The requirements are spelled out in Part 4 of BS EN 62305, including RF Reference structures and surge protection devices to protect against overvoltage surges on power and signal/data/control cables; and shielding against lightning electromagnetic pulse (LEMP) using meshed metal structures and other conductors.

Interestingly, it also includes requirements for the immunity of the equipment/systems to pulsed magnetic fields. Since such tests are not required by any of the standards listed under the EMC Directive, it will not be sufficient to rely on the CE marking when purchasing equipment/systems. They will also need documentation that shows they would pass the appropriate levels of pulsed magnetic field tests (IEC 61000-4-9 and 61000-4-10) that have been calculated using BS EN 62305-4.

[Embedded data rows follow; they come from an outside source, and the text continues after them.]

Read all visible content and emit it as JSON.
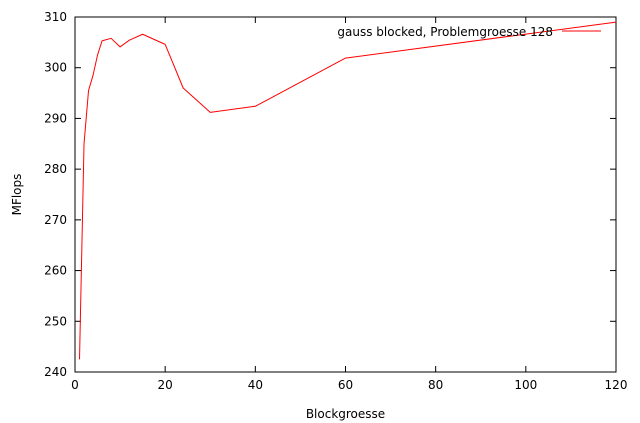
{
  "chart_data": {
    "type": "line",
    "title": "",
    "xlabel": "Blockgroesse",
    "ylabel": "MFlops",
    "xlim": [
      0,
      120
    ],
    "ylim": [
      240,
      310
    ],
    "xticks": [
      0,
      20,
      40,
      60,
      80,
      100,
      120
    ],
    "yticks": [
      240,
      250,
      260,
      270,
      280,
      290,
      300,
      310
    ],
    "grid": false,
    "legend_position": "top-right",
    "series": [
      {
        "name": "gauss blocked, Problemgroesse 128",
        "color": "#ff0000",
        "x": [
          1,
          2,
          3,
          4,
          5,
          6,
          8,
          10,
          12,
          15,
          20,
          24,
          30,
          40,
          60,
          120
        ],
        "y": [
          242.5,
          285,
          295.5,
          298.5,
          302.5,
          305.3,
          305.8,
          304.1,
          305.4,
          306.6,
          304.6,
          296,
          291.2,
          292.4,
          301.9,
          309
        ]
      }
    ]
  }
}
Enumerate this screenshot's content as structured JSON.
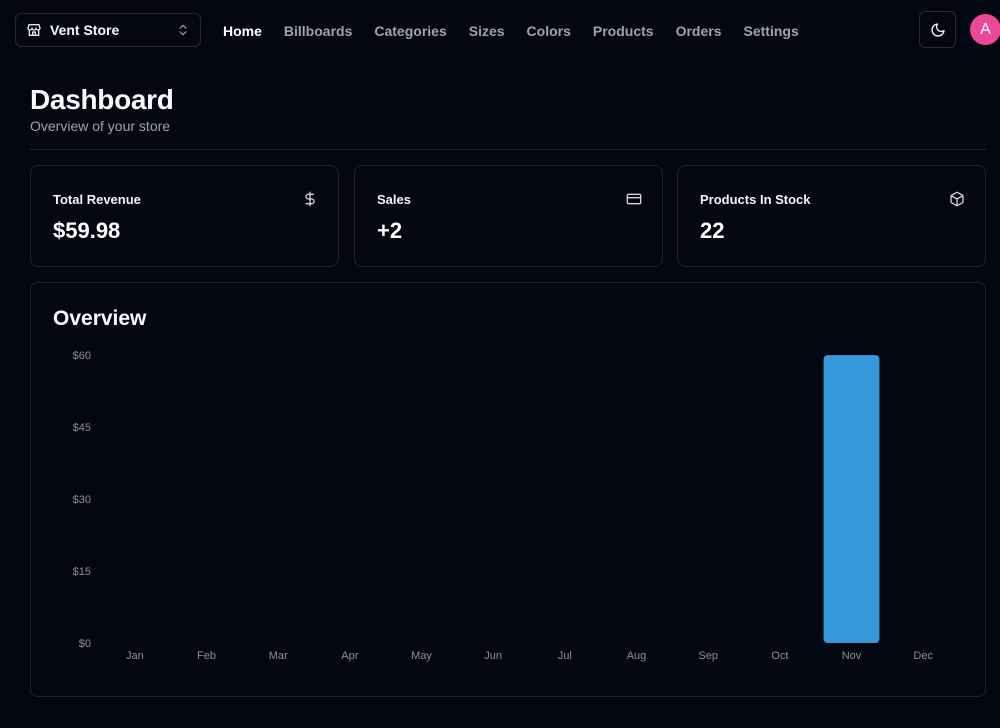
{
  "header": {
    "store_name": "Vent Store",
    "store_icon": "store-icon",
    "nav": [
      {
        "label": "Home",
        "active": true
      },
      {
        "label": "Billboards",
        "active": false
      },
      {
        "label": "Categories",
        "active": false
      },
      {
        "label": "Sizes",
        "active": false
      },
      {
        "label": "Colors",
        "active": false
      },
      {
        "label": "Products",
        "active": false
      },
      {
        "label": "Orders",
        "active": false
      },
      {
        "label": "Settings",
        "active": false
      }
    ],
    "theme_icon": "moon-icon",
    "avatar_initial": "A",
    "avatar_color": "#ec4899"
  },
  "page": {
    "title": "Dashboard",
    "subtitle": "Overview of your store"
  },
  "stats": [
    {
      "label": "Total Revenue",
      "value": "$59.98",
      "icon": "dollar-icon"
    },
    {
      "label": "Sales",
      "value": "+2",
      "icon": "credit-card-icon"
    },
    {
      "label": "Products In Stock",
      "value": "22",
      "icon": "package-icon"
    }
  ],
  "overview": {
    "title": "Overview"
  },
  "chart_data": {
    "type": "bar",
    "categories": [
      "Jan",
      "Feb",
      "Mar",
      "Apr",
      "May",
      "Jun",
      "Jul",
      "Aug",
      "Sep",
      "Oct",
      "Nov",
      "Dec"
    ],
    "values": [
      0,
      0,
      0,
      0,
      0,
      0,
      0,
      0,
      0,
      0,
      59.98,
      0
    ],
    "y_ticks": [
      "$0",
      "$15",
      "$30",
      "$45",
      "$60"
    ],
    "ylim": [
      0,
      60
    ],
    "bar_color": "#3498db",
    "grid": false,
    "title": "",
    "xlabel": "",
    "ylabel": ""
  }
}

Although all of these Directives, EMC Regulations, (future) Wiring Regulations and lightning protection standards mandate the use of good EMC engineering practices, they generally do not describe how to actually do them. For example, in BS EN 62305 or the future IEE Wiring Regulations, there are requirements such as ‘install an appropriate filter’ - but they don’t tell you how to select the filter, or how to install it so that it achieves the intended EMC suppression purpose. And as a previous column in this series has shown, if you don’t assemble/install the filter correctly it won’t work as intended and could even make interference worse.

The same is true for all other EMC issues - the techniques that are required to make them work in real-life are not described in 2004/108/EC or the UK’s associated 2006 EMC Regulations, BS EN 62305-4 or the future edition of BS7671. They tell us what techniques are required, but in the main they do not tell us how to do them.

The situation is made more difficult by the fact that many of the practical EMC engineering techniques that are now required are not yet commonly used in electrical installations, and there is no tradition of EMC engineering amongst architects, building and site design consultants, electrical installers, M&E Contractors and panel builders; and only a few system integrators seem to understand what is needed.

These brief columns are not only intended to inform PSB readers of new legislation and standards, but also to fill the gap between their requirements and practical engineering techniques by providing the necessary understanding of how to do good EMC engineering in real life, in practical detail that can be applied immediately.